Pen-Y-Wern is a Grade II listed building in the Shropshire local planning authority area, England. First listed on 7 January 2013. Farmhouse. 2 related planning applications.

Pen-Y-Wern

WRENN ID
guardian-gable-dock
Grade
II
Local Planning Authority
Shropshire
Country
England
Date first listed
7 January 2013
Type
Farmhouse
Source
Historic England listing

Description

Pen-Y-Wern is a farmhouse, now house, built around 1650, possibly incorporating earlier material, which was extended and aggrandized in 1747 by the Whittall family.

The house is constructed from coursed stone rubble with a roughcast rendered right-return, a slate roof (originally stone tiled), and brick stacks. It is of two-and-a-half storeys with a wet cellar.

The original structure followed a lobby-entry plan with a heated room to the right-hand side of the stack, an unheated room to the left-hand side, and a dairy at the right-hand end with a heated room (formerly the parlour) behind it. In 1747 the plan was significantly altered when a central doorway and staircase were created.

The principal elevation faces west across a courtyard. The right-hand section comprises a continuous outshut extension of 1747 which projects beyond the building line of the earlier 1650 section to the left. To the 1650 section there is a blocked lobby-entry doorway flanked, to both floors, by casement windows on the left-hand side and horned sashes on the right-hand side. The ground floor sash is of six-over-six panes whilst the first floor is of three-over-three panes. The 1747 outshut addition features a plank and batten door with two glazed lights, over which is a datestone inscribed '1747' with the initials 'W' (for the Whittall family) and 'WH' still partly discernible though partially de-laminated. To the right-hand side of the doorway are two casement windows of two lights. All windows to this elevation have timber lintels and stone sills, except the ground floor casement window to the 1650 section which has a replacement stone lintel. The left-hand return is blind whilst the right-hand return has fixed casement windows of two lights to the first floor and attic.

The rear elevation contains, at ground floor from left to right, a horned sash of six-over-six panes, a cross window, a plank and batten door, and a fixed casement window of two lights on the left-hand side. The first floor has a late twentieth-century horned sash of three-over-three panes on the right-hand side and a casement window of two lights also to the right-hand side. All windows have stone sills and wooden lintels; the doorway also has a wooden lintel.

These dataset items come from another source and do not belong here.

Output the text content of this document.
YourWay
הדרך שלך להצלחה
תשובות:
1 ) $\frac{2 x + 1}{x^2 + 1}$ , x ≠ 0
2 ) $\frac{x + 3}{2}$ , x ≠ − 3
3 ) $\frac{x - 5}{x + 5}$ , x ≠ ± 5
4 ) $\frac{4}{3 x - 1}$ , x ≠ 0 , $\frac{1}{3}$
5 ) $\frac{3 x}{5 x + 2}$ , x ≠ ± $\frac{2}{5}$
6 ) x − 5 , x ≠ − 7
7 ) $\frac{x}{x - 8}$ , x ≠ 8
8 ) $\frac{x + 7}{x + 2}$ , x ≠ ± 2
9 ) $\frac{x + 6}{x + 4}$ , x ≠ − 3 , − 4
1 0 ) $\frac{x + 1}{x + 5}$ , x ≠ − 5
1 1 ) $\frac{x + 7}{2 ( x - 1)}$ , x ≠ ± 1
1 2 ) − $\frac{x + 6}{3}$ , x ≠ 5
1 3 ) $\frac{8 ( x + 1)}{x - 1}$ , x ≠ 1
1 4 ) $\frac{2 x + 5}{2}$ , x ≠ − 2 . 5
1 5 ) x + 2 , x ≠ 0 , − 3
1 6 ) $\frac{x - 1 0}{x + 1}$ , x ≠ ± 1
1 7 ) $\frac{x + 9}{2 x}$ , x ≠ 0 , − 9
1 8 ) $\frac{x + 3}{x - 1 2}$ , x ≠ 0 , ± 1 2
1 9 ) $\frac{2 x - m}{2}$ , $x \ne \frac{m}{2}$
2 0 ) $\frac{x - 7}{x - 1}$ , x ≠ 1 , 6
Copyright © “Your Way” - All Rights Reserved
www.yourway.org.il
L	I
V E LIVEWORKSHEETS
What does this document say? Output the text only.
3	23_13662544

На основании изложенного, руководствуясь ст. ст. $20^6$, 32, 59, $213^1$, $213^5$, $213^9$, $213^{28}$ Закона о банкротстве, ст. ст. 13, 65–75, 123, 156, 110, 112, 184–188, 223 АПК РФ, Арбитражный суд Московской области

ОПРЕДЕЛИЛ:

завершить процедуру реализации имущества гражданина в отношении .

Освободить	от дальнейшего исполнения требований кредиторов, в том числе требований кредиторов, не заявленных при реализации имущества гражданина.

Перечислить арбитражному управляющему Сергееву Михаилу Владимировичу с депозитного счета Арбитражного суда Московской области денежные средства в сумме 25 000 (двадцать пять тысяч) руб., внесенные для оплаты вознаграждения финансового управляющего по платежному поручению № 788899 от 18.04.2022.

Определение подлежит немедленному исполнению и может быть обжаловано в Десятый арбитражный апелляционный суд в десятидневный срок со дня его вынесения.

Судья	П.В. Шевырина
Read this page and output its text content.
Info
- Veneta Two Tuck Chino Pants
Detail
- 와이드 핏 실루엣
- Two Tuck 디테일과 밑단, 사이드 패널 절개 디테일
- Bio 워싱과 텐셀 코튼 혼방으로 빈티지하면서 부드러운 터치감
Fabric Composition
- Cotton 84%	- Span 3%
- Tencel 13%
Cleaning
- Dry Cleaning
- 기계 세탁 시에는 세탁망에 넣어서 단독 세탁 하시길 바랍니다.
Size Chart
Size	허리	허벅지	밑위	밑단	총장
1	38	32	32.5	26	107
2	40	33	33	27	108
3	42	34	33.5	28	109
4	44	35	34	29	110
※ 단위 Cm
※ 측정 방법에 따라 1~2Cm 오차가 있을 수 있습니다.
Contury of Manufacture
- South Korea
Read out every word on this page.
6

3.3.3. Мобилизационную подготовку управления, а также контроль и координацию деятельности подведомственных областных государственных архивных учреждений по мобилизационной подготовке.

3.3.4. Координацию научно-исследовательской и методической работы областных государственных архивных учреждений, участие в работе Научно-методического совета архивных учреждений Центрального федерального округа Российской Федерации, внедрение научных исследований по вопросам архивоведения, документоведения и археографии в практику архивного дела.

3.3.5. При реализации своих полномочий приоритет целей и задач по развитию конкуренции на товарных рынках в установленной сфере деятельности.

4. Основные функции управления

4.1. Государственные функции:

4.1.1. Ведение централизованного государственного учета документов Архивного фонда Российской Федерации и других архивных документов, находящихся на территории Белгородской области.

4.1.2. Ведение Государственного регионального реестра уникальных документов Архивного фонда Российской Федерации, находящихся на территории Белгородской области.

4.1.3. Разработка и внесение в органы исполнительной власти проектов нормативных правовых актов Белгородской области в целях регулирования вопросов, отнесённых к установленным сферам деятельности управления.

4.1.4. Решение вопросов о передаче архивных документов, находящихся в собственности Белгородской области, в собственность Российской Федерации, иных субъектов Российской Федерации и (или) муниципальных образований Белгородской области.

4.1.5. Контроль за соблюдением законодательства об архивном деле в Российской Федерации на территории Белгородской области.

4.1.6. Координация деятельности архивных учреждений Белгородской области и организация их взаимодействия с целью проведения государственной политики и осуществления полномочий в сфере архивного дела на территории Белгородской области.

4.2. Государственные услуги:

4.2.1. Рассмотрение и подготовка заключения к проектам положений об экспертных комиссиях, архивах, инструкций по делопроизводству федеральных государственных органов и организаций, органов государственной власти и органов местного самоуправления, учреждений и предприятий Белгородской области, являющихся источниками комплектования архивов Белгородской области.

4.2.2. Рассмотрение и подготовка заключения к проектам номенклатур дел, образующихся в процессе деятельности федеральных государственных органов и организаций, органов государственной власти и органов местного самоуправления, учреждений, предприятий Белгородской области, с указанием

Internally, a stone-flagged floor extends from the doorway through to the principal living area, formerly the heated room of the original lobby-entry plan. This contains a large stone-built inglenook fireplace with a large timber bressumer. Buried beneath the late twentieth-century hearth are 4 knives and 40 nails believed to represent the contents of a former witches bottle. Opposite the fireplace is the former seventeenth-century unheated room, which was divided into two separate rooms in the twentieth century. The room to the right-hand side of the fireplace has a plank and batten door. To the left-hand side, the original lobby-entry doorway was converted into a storage cupboard during the twentieth century. The second living area, formerly the parlour, shares a spine wall with the former dairy and contains an eighteenth-century fielded and panelled door and large timber floorboards. A twentieth-century kitchen now occupies the former dairy. All ground floor rooms contain large stop-chamfered ceiling beams.

A central staircase, created from re-used timber apparently in the original position, provides access to the first floor bedrooms, which have plank and batten doors, stop-chamfered ceiling beams, and large timber floorboards. The attic, accessed by a second original timber staircase, contains a roof structure predominantly of seventeenth-century date, comprising principal rafters with trenched purlins. Of three bays, the two end bays have curved wind braces whilst the central bay has long-passing braces, possibly representing re-used timbers from a late-medieval building. Most of the seventeenth-century timberwork displays shallow carpenters' marks. The common rafters are of machine-sawn timber, added during the twentieth century, along with some additional collars for strengthening.

A doorway underneath the ground-floor staircase provides access to stone steps leading down to a stone-lined wet cellar with a stone-flagged floor enclosed by a water-filled stone gully. To the west wall are two large stone steps leading up to a blocked doorway which originally provided direct access to the dairy. The floor over the cellar is carried on large chamfered beams, some showing evidence of previous use in the form of mortice holes and carpenters' marks.